BLDC control
In a BLDC (Brushless DC) motor, the rotor's position is typically divided into six sectors, each corresponding to a specific state of the Hall effect sensors. The control of the motor is achieved by appropriately energizing the stator windings in a sequence that creates a rotating magnetic field, which in turn causes the rotor to follow. The six sectors ensure that the motor phases are commutated correctly.
Here is a detailed explanation of the six sectors and the switching sequence for each sector.
Six Sectors of BLDC Motor
The six sectors are determined based on the Hall effect sensor outputs, which change as the rotor rotates. The Hall sensors provide three signals (H1, H2, H3), which can be interpreted as a 3-bit binary code. Each unique combination of these signals corresponds to one of the six sectors.
In code this is done with :
hall_state = hall1_value + 2*hall3_value + 4*hall2_value;
Note that this should be adapted depending on the way phases and hall effect sensors are connected to the inverter. It might be necessary to permute the hall values to run the motor correctly.
Controling the motor
In each sequence we supply only two windings using two legs of the ownverter. Then if for example we supply phase A and B, the associate phase to phase voltage will be:
\(U_{AB} = (2.\textsf{duty\\\_cycle} - 1). U_{dc}\)
In this example duty_cycle can be increased or lowered by pressing u and d in the serial monitor.
It should directly affect motor speed.
Commutation Sequence
The commutation sequence involves energizing pairs of motor phases (A, B, C) while leaving one phase floating. This creates a magnetic field that moves the rotor to the next position. The table below shows the state of the switches for each sector.

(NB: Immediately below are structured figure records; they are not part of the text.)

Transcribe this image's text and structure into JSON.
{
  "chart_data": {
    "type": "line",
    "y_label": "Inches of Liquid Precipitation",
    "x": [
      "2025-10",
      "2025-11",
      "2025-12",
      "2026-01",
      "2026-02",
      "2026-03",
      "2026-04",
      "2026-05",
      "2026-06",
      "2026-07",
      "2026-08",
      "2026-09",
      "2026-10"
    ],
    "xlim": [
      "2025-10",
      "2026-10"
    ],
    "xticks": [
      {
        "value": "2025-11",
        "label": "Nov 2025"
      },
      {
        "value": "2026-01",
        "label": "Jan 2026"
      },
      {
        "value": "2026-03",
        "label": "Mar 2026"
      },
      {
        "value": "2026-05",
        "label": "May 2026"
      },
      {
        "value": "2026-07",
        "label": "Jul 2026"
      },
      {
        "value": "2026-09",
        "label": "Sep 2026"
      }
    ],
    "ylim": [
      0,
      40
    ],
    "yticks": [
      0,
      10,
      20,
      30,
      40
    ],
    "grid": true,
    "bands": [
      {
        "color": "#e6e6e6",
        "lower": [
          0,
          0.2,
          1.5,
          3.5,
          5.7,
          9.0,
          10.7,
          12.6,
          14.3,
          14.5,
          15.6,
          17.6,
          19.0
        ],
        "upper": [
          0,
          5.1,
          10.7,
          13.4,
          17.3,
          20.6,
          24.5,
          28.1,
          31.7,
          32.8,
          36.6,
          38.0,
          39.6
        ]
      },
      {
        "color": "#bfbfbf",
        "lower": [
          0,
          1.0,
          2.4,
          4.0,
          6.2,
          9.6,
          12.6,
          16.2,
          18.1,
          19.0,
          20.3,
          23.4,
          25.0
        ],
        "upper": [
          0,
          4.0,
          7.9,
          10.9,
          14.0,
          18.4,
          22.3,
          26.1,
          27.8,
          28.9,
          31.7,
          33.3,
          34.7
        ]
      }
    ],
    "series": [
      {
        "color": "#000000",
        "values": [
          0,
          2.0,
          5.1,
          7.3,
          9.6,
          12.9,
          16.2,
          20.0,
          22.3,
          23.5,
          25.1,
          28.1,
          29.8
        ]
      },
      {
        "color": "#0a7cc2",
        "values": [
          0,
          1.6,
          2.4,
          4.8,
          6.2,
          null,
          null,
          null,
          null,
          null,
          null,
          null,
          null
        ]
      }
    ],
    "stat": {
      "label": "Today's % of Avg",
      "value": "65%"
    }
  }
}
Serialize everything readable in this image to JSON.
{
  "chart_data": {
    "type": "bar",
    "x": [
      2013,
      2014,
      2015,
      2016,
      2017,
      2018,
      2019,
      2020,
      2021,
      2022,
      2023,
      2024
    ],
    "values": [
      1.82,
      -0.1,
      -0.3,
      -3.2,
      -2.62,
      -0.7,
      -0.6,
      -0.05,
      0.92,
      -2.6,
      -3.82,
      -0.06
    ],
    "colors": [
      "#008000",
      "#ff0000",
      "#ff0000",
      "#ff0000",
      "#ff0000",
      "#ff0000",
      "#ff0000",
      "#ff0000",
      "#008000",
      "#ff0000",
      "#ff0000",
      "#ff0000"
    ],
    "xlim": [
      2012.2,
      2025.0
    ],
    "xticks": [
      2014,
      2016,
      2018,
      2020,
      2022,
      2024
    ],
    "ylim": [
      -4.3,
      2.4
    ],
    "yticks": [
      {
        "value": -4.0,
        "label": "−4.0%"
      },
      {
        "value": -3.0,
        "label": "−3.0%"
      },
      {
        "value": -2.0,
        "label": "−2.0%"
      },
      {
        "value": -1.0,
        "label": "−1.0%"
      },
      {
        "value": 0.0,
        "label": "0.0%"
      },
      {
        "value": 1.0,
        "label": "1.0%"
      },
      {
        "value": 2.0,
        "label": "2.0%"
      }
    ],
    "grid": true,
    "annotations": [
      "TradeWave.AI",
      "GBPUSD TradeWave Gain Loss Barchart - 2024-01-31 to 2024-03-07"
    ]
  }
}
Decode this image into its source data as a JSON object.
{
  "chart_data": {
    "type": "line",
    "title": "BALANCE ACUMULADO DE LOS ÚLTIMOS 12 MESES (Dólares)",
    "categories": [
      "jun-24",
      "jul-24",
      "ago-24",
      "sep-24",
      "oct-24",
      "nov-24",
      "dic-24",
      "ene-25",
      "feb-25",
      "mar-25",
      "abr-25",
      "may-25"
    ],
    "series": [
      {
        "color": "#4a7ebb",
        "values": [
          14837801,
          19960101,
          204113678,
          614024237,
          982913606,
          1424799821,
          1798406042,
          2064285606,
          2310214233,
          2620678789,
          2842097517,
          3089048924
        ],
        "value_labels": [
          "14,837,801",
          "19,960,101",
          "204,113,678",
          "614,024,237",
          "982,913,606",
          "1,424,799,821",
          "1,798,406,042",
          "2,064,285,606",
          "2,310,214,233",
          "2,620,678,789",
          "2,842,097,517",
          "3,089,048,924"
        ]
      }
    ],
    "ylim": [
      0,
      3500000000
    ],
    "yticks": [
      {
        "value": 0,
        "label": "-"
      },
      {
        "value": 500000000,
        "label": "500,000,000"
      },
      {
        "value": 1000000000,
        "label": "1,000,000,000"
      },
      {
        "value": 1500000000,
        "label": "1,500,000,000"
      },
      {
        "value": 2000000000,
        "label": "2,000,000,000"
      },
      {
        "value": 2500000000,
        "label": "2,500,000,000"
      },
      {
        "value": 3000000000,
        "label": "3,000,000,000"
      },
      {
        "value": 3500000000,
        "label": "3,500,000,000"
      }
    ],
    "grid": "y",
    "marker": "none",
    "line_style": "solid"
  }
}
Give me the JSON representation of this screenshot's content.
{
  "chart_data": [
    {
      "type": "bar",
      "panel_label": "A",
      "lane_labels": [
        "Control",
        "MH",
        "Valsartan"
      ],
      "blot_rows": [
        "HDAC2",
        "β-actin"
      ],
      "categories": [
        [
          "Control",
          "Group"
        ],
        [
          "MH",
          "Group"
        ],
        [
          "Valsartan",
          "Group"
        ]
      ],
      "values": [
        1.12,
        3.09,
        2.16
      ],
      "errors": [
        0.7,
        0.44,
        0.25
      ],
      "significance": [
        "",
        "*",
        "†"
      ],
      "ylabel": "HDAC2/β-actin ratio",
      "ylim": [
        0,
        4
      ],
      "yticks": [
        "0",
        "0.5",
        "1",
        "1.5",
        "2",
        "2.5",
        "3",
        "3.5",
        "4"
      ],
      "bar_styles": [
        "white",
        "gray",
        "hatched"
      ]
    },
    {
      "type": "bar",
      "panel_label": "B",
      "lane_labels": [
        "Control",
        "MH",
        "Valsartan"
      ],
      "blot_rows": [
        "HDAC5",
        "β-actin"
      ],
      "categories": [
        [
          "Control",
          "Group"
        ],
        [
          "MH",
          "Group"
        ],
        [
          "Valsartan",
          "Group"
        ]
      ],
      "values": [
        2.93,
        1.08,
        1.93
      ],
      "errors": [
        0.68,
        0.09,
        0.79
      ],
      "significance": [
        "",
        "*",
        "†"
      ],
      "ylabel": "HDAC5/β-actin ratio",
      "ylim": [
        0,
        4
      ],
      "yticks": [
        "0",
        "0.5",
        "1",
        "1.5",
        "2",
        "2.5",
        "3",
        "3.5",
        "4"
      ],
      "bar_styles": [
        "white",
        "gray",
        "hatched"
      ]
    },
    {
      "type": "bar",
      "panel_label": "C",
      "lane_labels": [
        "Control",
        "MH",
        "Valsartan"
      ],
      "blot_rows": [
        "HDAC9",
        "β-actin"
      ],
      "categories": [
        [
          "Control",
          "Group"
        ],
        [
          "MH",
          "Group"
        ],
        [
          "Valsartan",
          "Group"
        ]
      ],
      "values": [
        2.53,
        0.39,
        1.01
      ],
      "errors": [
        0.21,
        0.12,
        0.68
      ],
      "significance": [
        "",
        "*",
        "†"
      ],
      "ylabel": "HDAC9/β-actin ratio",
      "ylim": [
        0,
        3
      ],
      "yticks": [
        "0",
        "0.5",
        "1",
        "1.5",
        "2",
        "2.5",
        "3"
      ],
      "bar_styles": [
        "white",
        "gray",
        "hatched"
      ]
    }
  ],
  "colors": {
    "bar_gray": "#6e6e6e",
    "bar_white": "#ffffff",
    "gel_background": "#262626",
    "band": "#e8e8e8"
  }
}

- "1" indicates the switch is on.
- "0" indicates the switch is off.
- The phases are labeled as A, B, and C.
Switch Notation
- U: Upper switch
- L: Lower switch
- A, B, C: Phases
Phase implementation
| Electrical Phase | PWM | LEG |
|---|---|---|
| Phase A | PWMA | LEG1 |
| Phase B | PWMC | LEG2 |
| Phase C | PWME | LEG3 |
Commutation Table
| Hall Sensors | Sector | Switch U_A | Switch L_A | Switch U_B | Switch L_B | Switch U_C | Switch L_C |
|---|---|---|---|---|---|---|---|
| 011 | 0 | 0 | 0 | 1 | 0 | 0 | 1 |
| 010 | 1 | 0 | 1 | 1 | 0 | 0 | 0 |
| 110 | 2 | 0 | 1 | 0 | 0 | 1 | 0 |
| 100 | 3 | 0 | 0 | 0 | 1 | 1 | 0 |
| 101 | 4 | 1 | 0 | 0 | 1 | 0 | 0 |
| 001 | 5 | 1 | 0 | 0 | 0 | 0 | 1 |
This sequence ensures that the magnetic field rotates in such a way that the rotor is pulled along with it, allowing for smooth and efficient operation of the BLDC motor. Each transition between sectors corresponds to a change in the Hall sensor readings, which the control logic uses to determine the appropriate switches to energize.